Fast-forward twenty-five years. I’d left for a while, but I was back in Tucson as an adult. My second child was an infant when I found myself in an evening class called “Birds and Poems.” The class was a serendipitous combination of things I loved: a lens through which to look at the natural world, a meditation on the desert Southwest that I call home, a deep dive into words and language, and a place to write with abandon. And it made me a birder.
For a long time, I hesitated to call myself a birder, just as I still shy away from claiming the label of writer. Both feel too official, like titles too venerated to describe what I’m actually usually doing: fumbling along, looking up as I walk, seeking a story as I go. But really, both titles ask nothing more of us than intention and practice.

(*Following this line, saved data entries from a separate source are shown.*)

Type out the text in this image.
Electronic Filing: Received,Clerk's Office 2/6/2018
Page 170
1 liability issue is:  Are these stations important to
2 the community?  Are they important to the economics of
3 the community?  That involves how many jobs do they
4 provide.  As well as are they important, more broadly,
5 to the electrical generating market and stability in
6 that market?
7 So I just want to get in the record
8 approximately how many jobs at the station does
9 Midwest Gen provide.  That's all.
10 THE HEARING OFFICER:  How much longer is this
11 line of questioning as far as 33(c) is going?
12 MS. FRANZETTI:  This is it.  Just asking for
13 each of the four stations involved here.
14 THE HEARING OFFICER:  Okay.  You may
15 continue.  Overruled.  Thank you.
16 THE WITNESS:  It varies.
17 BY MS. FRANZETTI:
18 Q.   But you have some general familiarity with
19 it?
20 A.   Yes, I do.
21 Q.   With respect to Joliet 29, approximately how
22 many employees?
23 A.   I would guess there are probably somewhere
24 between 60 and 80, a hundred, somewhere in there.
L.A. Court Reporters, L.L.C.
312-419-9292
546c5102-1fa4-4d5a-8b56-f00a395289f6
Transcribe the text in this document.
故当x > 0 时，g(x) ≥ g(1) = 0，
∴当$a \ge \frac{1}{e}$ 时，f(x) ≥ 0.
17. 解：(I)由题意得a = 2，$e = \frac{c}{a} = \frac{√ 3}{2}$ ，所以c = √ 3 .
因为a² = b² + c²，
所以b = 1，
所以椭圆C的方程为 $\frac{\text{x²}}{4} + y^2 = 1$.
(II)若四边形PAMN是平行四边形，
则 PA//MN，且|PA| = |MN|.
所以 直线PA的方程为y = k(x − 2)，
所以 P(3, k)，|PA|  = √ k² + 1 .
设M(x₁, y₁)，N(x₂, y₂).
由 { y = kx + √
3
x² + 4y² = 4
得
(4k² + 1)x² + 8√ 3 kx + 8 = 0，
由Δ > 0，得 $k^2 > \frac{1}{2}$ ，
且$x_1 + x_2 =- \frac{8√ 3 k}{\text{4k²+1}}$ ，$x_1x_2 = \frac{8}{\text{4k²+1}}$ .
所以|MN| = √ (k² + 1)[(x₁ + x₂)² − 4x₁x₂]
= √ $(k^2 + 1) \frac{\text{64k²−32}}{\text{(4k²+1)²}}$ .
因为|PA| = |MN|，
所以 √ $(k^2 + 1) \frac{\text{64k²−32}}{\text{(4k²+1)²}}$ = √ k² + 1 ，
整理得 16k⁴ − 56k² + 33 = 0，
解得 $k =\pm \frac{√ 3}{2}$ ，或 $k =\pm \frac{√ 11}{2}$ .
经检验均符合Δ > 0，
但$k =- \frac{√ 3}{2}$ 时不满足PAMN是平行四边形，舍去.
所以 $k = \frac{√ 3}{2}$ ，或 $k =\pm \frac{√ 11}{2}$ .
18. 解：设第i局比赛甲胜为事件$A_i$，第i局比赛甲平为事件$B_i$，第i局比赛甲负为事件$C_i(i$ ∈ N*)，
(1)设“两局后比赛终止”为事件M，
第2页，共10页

Most of my birding happens in my own habitat, where the birds I know best share a space with me. The sprawled mesquite trees and spiky palo verdes of my yard host Gila woodpeckers, verdins, broad-billed hummingbirds, white-winged doves, lesser goldfinches, and so many more. Occasionally, they all cry out at once, and I know when I look, I’ll find a Cooper’s hawk, stripes of copper across its compact chest, scanning the ground for anyone who might not be paying proper attention.
In 2020, during the pandemic, I was at home managing three kids through virtual schooling while embarking on graduate school myself. It should have been a hard time, and in truth it probably was, but I remember it like this: all of us in solidarity and shared unknowing, my own thinking expanding into new places, and watching a lot of birds in the yard. It was during this time that I was assigned to read a romance novel in a grad school class, and from there I was off, reading every happy ending I could get my hands on.
I consume romance novels for the same reason I watch birds—for the sparks of joy, because I prefer to be happy when the world gives us so many reasons to be sad. So when I, as so many others did, started writing that year, it seemed only natural that the romance I wrote should include birding. After all, what is love if not the thrill of discovery, the willingness to learn something new, and the desire to find magic in the world around us?
If you came to this book as a birder, I hope you leave a fan of
romance. And if you came as a romance reader, I hope you leave a birder. My website (www.SarahTDubb.com) has resources for those looking to start bird-watching, including some of my favorite books and advocacy organizations. You don’t need anything to become a birder—just intention and practice, and a willingness to look around. And when all else fails, remember John’s advice: Start with discovery, and go from there.